I don't think the Department of Homeland Security releases information on non-imaginary attacks -- actual terrorist activity like the suburban DC sniper, the Oklahoma City bombing or the Unabomber don't lead one to want to occupy oil-rich countries -- so we're left with Wikipedia. So far this year, Wikipedia's classified two incidents (in Kirkwood and DeKalb) as terrorist attacks, both lone American gunmen (only one an Army basic training dropout on psychopharmaceuticals) carrying no known hot liquids. If you extend the time frame to a full year ago, you only add what Wikipedia calls 'fake grenades' that really exploded at the Mexican Consulate in New York City.
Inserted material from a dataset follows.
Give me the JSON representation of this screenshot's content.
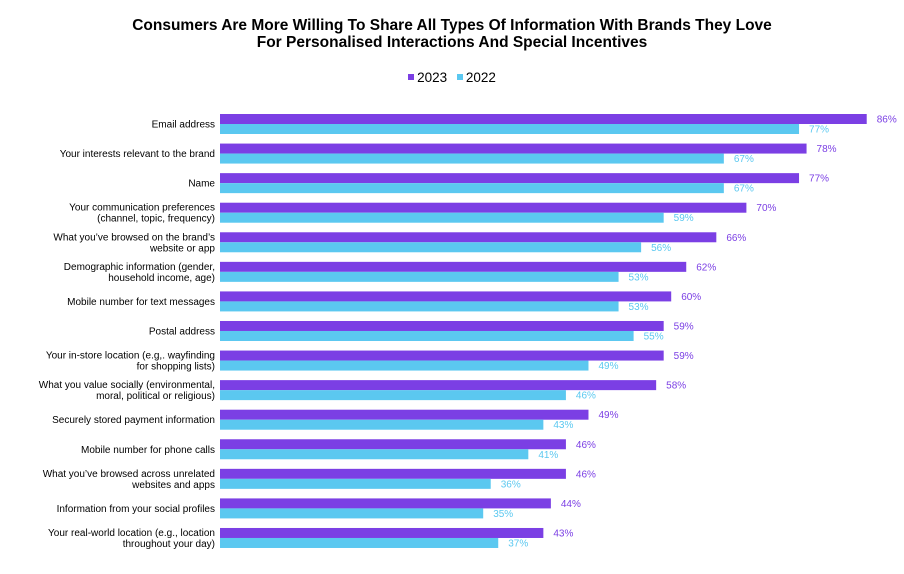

I know the "Overheard in New York" quotes can be kind of old, but the only spate I can remember is when people were seeing Anthrax in every packet of white powder. I want to point out that weaponized Anthrax presents the same danger now it did then. Do you know where your Cipro is? Where's the eternal vigilance, people? It's the price of liberty*! Incidentally, Senator Patrick Leahy at least now seems to think the Anthrax used in the letters to him and Senator Daschle came from our own government.
So... what's up with this spate reference?
* -- looking this up, I found on Bartleby an intellectual predecessor quote from Demosthenes, which is a pretty cool feature. I thought I'd share:
There is one safeguard known generally to the wise, which is an advantage and security to all, but especially to democracies as against despots. What is it? Distrust.